Booking self-service widget
The booking self-service widget is a white-label, embeddable component that lets any salon or clinic website offer appointment booking without hosting its own Nextcloud instance. It talks to the host Shillinq instance over a public, API-key-authenticated API and renders service selection, slot availability, customer details, and confirmation entirely in the partner's page.
How it works
Partner website ──(Bearer API key)──▶ Shillinq widget API ──▶ OpenRegister
widget.js /api/widget/{businessId}/… BookingService
BookingResource
Appointment
- Read endpoints (
services,slots) return only safe-public fields — name, duration, optional price, and available times. No customer data is ever returned. - Write endpoint (
appointments) accepts customer name, email, phone, and notes; these are write-only and never echoed back. - Every request must carry
Authorization: Bearer {api_key}and is rate-limited to 100 requests/minute per business by default.
1. Issue an API key
An administrator opens Settings → Widget API keys in Shillinq, enters the business identifier, and clicks Generate key. The plaintext key is shown once and never re-readable — copy it immediately. Keys can be rotated (the previous key keeps working for a 7-day grace window) or revoked instantly.
2. Embed methods
Iframe
<iframe src="https://bookings.example.com/booking-iframe.html?businessId=salon-demo"

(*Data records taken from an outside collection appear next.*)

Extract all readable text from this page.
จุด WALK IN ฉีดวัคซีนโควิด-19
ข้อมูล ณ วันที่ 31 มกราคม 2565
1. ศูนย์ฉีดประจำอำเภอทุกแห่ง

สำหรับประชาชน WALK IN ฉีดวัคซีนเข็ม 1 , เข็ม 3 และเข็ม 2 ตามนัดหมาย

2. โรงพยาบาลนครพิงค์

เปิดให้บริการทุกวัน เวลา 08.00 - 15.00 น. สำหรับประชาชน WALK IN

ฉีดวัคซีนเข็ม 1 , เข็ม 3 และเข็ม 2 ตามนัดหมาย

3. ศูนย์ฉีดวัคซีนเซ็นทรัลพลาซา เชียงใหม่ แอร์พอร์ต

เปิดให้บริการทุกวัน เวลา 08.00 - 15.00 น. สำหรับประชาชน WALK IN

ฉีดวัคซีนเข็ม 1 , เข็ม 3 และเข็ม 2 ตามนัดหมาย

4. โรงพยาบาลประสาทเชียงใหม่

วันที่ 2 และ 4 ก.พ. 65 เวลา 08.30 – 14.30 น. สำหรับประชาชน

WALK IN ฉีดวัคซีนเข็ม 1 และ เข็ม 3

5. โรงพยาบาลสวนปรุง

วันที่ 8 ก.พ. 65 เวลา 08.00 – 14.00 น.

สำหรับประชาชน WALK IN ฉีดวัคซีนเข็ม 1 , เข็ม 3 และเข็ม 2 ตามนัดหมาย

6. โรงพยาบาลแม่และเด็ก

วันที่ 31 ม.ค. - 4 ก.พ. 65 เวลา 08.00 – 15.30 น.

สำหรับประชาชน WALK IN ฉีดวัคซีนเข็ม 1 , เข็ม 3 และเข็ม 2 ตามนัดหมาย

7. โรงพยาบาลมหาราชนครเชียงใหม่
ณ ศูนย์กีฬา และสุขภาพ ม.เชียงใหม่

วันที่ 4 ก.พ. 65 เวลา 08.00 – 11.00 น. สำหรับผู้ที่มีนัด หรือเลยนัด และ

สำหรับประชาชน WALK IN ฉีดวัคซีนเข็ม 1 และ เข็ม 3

width="100%" height="800" frameborder="0"></iframe>
Script tag
<div id="booking-widget"></div>
<script src="https://bookings.example.com/apps/shillinq/widget.js"></script>
<script>
BookingWidget.init({
businessId: 'salon-demo',
apiKey: 'bk_live_...',
apiBase: 'https://bookings.example.com',
containerId: 'booking-widget',
lang: 'nl',
primaryColor: '#21468b',
})
</script>
Web component
<nextcloud-booking-widget
business-id="salon-demo"
api-key="bk_live_..."
api-base="https://bookings.example.com"
lang="nl">
</nextcloud-booking-widget>
<script src="https://bookings.example.com/apps/shillinq/widget.js"></script>
npm package
npm install @shillinq/booking-widget
import { SelfServiceWidget } from '@shillinq/booking-widget'
3. Customisation
Override the --wsw-* CSS custom properties (or pass primaryColor) to match
your brand. Dark mode is enabled with --wsw-dark-mode: 1 or the dark config
flag.
<style>
.wsw {
--wsw-primary-color: #ff6b6b;
--wsw-font-family: "Playfair Display", serif;
--wsw-border-radius: 8px;
}
</style>
API reference
| Method | Path | Description |
|---|---|---|
GET | /index.php/apps/shillinq/api/widget/{businessId}/services | List public services. |
GET | /index.php/apps/shillinq/api/widget/{businessId}/slots?serviceSlug=…&date=YYYY-MM-DD | Available slots (ETag-cached). |
POST | /index.php/apps/shillinq/api/widget/{businessId}/appointments | Create an appointment. |
All endpoints require Authorization: Bearer {api_key}. Responses:
401 (invalid/missing key), 429 (Retry-After: 60), 404 (unknown service),
409 (slot just booked), 400 (validation error), 201/200 on success.
Internationalisation
The widget ships English and Dutch strings and is selected per embed via the
lang option. Times are shown in the visitor's browser timezone and stored in
UTC.
Security notes
- API keys are stored only as password hashes; the plaintext is shown once.
- Customer PII is write-only and never returned by read endpoints.
- HTTPS is enforced by the Nextcloud framework; CORS origins are configurable per business (no wildcard).